Palm oil slumped to a three-year low on speculation that shipments from Malaysia, the world’s second-largest producer, may decline for a second month.
The contract for February delivery fell 0.5 percent to 2,230 ringgit ($730) a metric ton on the Malaysia Derivatives Exchange, the lowest price at close for the most-active contract since November 2009. Futures are set for a 30 percent drop this year, the worst annual loss since the financial crisis in 2008.
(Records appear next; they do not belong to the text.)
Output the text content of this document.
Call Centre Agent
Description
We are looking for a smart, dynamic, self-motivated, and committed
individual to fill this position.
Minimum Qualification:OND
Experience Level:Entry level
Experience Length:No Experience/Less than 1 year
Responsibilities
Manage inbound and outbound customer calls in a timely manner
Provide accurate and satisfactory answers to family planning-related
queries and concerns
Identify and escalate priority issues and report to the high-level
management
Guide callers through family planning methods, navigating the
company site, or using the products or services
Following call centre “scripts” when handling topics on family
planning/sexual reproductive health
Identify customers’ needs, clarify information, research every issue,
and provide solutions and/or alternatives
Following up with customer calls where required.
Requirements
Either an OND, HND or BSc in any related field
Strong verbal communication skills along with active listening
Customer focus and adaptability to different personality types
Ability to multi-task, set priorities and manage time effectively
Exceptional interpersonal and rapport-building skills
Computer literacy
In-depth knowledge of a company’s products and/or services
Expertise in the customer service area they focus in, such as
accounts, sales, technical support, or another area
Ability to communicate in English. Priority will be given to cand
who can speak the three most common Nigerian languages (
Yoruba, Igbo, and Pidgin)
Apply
Tariff on crude palm oil exports from Malaysia may be zero next month under a new tax structure, Maybank Investment Bank Bhd. said Dec. 11. The average free-on-board price between Nov. 10 and Dec. 9 that will be taken to set the January levy is estimated to be below the minimum threshold of 2,250 ringgit for the tax to apply, analysts Ong Chee Ting and Chai Li Shin said.
“If the tax next month is going to be zero, some people may take the opportunity to export next month,” said Ivy Ng, an analyst at CIMB Group Holdings Bhd. “Most people will just buy hand-to-mouth. I would expect exports to be better in January.”
Exports from Malaysia fell 2.8 percent to 504,032 tons in the first 10 days of December from 518,688 tons in the same period a month earlier, surveyor Intertek said Dec. 10. Stockpiles climbed 2.3 percent to an all-time high of 2.56 million tons in November from a month earlier, the Malaysian Palm Oil Board said Dec. 10.
“The stocks are still high and they have to keep prices low to get rid of the stocks,” said Ng.
Soybean oil for delivery in January was little changed at 49.51 cents a pound on the Chicago Board of Trade. Soybeans for March lost 0.2 percent to $14.6825 a bushel.
Palm oil for May delivery gained 0.3 percent to close at 6,698 yuan ($1,070) a ton on the Dalian Commodity Exchange. Soybean oil for May was little changed at 8,610 yuan a ton.